Он лежал на телеге, обхватив руками оба тела, чтобы не свалились с телеги от тряски. Оказывается, его сынок еще не умер, просто погружался на время в беспамятство, а придя в себя, затевал нытье.
— Потерпи, Сенюшка, потерпи, родимый! — уговаривал его Бочкарев. — Господь бог не позволит! Господь всегда был на нашей стороне…
Лес внезапно раздвинулся, и в излучине спокойной светлой речушки появилось большое село — серые комочки построек на желто-зеленом лугу, неровные линии прясел, плетней, дощатых заборов с утолщениями ворот и калиток. И еще — церквушка со звонницей, кривобокая каланча… Бочкарев и вовсе воспрянул, запел какой-то псалом, но сбился в рыдания.
— Уже приехали, Сенюшка! Слава тебе, господи! Почти что у ворот!
Время подбиралось к полудню. Большинство таежников уже поднялись после вчерашнего веселья, а сегодня еще не успели как следует напраздноваться. Мало кто из них имел силы или желание удержаться от соблазнов. Да и зачем, спрашивается, накидывать на себя какую-то узду, если свыше дано распоясаться, размочить в вине утомленную душу. Для того и существует Христовоздвиженское, «выходное село». Распоясывание шло полным привычным ходом. По центральной Спасской улице катила большая толпа рабочих, сменивших лохмотья, лапти и разбитые поршни на старомодные, но праздничные зипуны с вышивкой на полах и рукавах, на хромовые и яловые сапоги и мягкие ичиги с острыми носками. Треньканье балалаек, «переборчатые» голоса гармоней, взрывы смеха…
— А ну, поддай, бабское племя, взбрыкни копытом!
Несколько полупьяных смазливых молодух тащили за оглобли сани-«американку», разукрашенные лентами и бумажными цветами, свежей хвоей.
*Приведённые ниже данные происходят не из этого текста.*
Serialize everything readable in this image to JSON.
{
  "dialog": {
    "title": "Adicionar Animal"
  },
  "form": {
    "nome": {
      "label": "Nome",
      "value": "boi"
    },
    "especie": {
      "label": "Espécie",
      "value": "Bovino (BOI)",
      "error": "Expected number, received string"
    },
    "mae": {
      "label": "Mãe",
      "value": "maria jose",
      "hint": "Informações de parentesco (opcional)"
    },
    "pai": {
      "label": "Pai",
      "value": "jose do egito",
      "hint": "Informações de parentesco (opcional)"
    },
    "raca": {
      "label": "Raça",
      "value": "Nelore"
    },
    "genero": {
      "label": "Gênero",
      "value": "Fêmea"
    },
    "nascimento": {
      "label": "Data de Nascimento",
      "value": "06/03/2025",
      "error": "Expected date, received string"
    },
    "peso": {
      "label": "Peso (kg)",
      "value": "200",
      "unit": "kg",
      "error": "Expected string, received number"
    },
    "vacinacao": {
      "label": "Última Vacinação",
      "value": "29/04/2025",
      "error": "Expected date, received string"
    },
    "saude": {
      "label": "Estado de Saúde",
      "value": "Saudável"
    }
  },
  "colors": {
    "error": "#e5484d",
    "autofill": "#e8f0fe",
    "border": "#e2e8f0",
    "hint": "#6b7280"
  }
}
Обитые железом тонкие полозья с визгом скребли по голой земле, в санях прямо на сиденье стоял во весь немалый рост молодой мужик — в одной руке квадратная бутылка со смирновской водкой, в другой — длинный «пузырь» с заморским кровавым пойлом. Пьянь уже расслабила его мужественное красивое лицо, обрамленное русой бородой, и душу обволокло горячим желанием, присущим всем, наверное, русским во хмелю — объять мир, пригреть грешных людишек, дать им из «белых княжеских рук» то, о чем мечтают — еды, питья и утех. Это был очередной «князь» на пару запойных недель, а то и на больший срок, если позволит карман.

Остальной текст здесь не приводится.